Provavelmente alguns dos meus colegas de turma na Escola pública nº 72 que frequentei no fim da Rua de Álvares Cabral, ao pé da igreja de Cedofeita antiga, que andavam descalços (dizia-se então de pata descalça) viviam nessas ilhas.
Conforme refere na Wikipédia Ilha (bairro) ouve um esforço prolongado no tempo de realojamento dos habitantes das ilhas para bairros sociais. As ilhas costumavam existir no centro da cidade, os seus habitantes não teriam dinheiro para os transportes públicos, mas seria muito difícil construir as habitações sociais de realojamento próximo das ilhas existentes.
Neste artigo do Observador sobre as ilhas típicas do Porto apresento a imagem respectiva
uma espécie de versão Disneylândia da realidade. Achei engraçada e potencialmente uma boa ideia recolher a água da chuva no telhado em tanques de lavar a roupa. Mas com o aparecimento de lavandarias automáticas funcionando com moedas ou cartões, até no parque de estacionamento do LIDL em Portimão, custa-me a acreditar que estes tanques venham a ser usados para lavar roupa, serão provavelmente um elemento decorativo. Se as ilhas reais tivessem este aspecto até não seriam más de todo mas, a sua utilização para morada permanente dum casal com filhos, dificilmente seria tão adequada como para um quarto de casal num alojamento local de curta duração. É portanto conveniente para turistas e estudantes mas inadequado para famílias.
Em Lisboa a situação das famílias mais pobres resolvia-se com a sobrelotação das casas existentes e com o aparecimento dos bairros de barracas como a Curraleira, por trás da rua Barão de Sabrosa e tantas outras em Lisboa e na sua periferia, designadamente em leitos de cheia no concelho de Loures onde morreram centenas na escuridão de uma noite de muita chuva em 1967. Houve dois números que eu fixei, em 1965 apenas 14% dos lares em Lisboa dispunham de instalações sanitárias, segundo disseram numa aula de Religião e Moral no 6º ou 7º ano do liceu. Nos fins da década de 60 cerca de 25000 pessoas chegavam por ano vindas da província para habitar na capital, citando homilia duma missa na igreja de Arroios. Nessa década 1 milhão de portugueses emigrou para a Europa, o país perdeu cerca de 10% da sua população.
Em Lisboa fizeram-se bairros sociais imensos como, por exemplo, na zona de Chelas e Marvila, a província urbanizou-se tardiamente, em todas as cidades e vilas vêem-se bairros sociais de construção recente, onde foram aplicados fundos da CEE. Resumindo um inglês, ao ver tanta construção pelo país fora disse que quando Portugal estivesse concluído iria ficar muito bonito.
Outra actividade em que se usaram os fundos europeus foi no saneamento básico.

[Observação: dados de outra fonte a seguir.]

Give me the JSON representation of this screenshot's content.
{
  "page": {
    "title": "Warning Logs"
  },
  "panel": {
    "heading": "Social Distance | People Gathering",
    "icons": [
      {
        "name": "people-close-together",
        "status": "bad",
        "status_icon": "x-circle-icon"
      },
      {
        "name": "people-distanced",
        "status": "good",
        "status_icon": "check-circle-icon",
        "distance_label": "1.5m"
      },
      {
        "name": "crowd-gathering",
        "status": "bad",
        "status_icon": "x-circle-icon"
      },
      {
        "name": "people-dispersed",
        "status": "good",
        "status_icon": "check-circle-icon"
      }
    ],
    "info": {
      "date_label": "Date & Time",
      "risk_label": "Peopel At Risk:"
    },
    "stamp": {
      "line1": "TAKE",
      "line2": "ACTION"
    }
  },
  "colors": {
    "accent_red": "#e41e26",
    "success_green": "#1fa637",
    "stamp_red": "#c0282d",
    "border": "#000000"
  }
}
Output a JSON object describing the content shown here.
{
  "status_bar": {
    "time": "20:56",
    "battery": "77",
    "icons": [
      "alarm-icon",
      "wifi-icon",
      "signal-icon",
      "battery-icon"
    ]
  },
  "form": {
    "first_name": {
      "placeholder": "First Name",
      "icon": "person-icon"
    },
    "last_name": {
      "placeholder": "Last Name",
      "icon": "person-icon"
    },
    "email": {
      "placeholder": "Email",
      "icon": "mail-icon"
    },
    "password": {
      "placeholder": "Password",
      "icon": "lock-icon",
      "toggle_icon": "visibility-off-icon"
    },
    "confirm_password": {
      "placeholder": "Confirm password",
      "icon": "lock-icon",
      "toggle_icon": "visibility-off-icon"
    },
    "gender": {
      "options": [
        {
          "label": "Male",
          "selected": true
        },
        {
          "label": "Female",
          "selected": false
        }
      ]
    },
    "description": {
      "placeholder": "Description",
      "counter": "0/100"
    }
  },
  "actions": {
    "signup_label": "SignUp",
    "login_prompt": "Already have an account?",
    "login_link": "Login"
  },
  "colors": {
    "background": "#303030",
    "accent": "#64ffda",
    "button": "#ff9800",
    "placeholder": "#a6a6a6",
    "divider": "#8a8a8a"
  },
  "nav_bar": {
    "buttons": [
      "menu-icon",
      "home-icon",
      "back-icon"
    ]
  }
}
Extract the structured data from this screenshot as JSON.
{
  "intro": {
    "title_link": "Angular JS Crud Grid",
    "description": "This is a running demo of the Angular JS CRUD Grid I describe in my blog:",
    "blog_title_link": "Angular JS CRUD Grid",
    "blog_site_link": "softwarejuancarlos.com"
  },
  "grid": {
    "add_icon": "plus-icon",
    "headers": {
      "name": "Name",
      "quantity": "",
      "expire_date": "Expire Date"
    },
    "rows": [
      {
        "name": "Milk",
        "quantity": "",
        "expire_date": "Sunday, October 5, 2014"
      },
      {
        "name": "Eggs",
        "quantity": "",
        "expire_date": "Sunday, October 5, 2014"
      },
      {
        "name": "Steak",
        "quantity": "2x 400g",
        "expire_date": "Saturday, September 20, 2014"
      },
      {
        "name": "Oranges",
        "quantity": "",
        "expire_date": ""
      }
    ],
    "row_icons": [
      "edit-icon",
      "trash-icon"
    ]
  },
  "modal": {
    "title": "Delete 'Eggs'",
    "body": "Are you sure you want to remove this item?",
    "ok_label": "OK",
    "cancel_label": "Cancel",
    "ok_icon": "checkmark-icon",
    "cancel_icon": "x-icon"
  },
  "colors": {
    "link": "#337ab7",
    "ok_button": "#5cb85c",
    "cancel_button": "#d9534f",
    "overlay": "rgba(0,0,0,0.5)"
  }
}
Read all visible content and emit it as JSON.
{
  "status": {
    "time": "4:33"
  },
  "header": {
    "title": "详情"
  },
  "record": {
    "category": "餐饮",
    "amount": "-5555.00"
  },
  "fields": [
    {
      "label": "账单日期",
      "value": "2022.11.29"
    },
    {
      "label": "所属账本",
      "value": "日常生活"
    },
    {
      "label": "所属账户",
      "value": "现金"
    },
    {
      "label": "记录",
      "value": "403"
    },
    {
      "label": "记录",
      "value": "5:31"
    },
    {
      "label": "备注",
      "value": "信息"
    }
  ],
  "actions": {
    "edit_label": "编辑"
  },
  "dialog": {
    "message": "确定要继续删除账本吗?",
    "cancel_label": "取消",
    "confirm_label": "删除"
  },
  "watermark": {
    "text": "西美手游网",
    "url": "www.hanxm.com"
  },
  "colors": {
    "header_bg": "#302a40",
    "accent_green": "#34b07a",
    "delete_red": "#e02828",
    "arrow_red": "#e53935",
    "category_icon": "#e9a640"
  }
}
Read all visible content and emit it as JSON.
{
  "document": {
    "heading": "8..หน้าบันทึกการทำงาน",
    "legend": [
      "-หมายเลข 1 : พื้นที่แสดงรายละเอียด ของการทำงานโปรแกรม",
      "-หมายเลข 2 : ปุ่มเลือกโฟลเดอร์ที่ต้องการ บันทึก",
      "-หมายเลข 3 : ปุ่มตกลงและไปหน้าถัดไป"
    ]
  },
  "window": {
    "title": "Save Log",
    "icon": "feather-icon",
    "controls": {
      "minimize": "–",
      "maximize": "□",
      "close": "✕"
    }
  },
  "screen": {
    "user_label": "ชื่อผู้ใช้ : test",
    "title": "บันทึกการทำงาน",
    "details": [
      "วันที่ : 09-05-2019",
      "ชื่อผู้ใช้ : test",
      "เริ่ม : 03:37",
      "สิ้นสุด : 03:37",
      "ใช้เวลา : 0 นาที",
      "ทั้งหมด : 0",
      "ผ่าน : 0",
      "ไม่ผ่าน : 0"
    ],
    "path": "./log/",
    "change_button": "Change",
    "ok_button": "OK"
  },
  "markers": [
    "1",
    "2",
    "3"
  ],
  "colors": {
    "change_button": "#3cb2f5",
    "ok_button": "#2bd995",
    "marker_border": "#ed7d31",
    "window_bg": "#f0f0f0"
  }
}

A situação era tão má que a urbanização intensa por exemplo de Oeiras, com prédios de andares onde anteriormente quase só existiam vivendas, teve como consequência a interdição para banhos da praia de Oeiras à semelhança da quase totalidade das praias da linha do Estoril durante décadas, como consequência dos esgotos pluviais servirem também para escoamento dos esgotos domésticos.
A separação das redes de esgotos domésticos e pluviais e a instalação e operação bem sucedida das estações de tratamento de esgotos foi outra das actividades importantes e dispendiosas em que foram empregues os famosos fundos da CEE, que não foram só aplicados no melhoramento das estradas e na construção algo excessiva da rede de autoestradas.
Receei que a citação simples no texto acima de dois números memorizados (14% e 25000) criassem dúvidas sobre a sua validade. Pelo menos o primeiro é confirmado em "Portugal Social em Mudança - 50 anos do 25 de Abril" da Universidade de Lisboa de que cito este pequeno excerto:
« Esta situação adquire contornos mais calamitosos se medida em percentagem da população. Segundo um estudo sectorial sobre o saneamento básico em Portugal, desenvolvido pela Organização Mundial da Saúde (1975), o país terá chegado à década de 70 do século XX com apenas cerca de 40% da
população servida por abastecimento domiciliário de água, e não mais de 17% ligada à rede de esgotos (Schmidt 2009) »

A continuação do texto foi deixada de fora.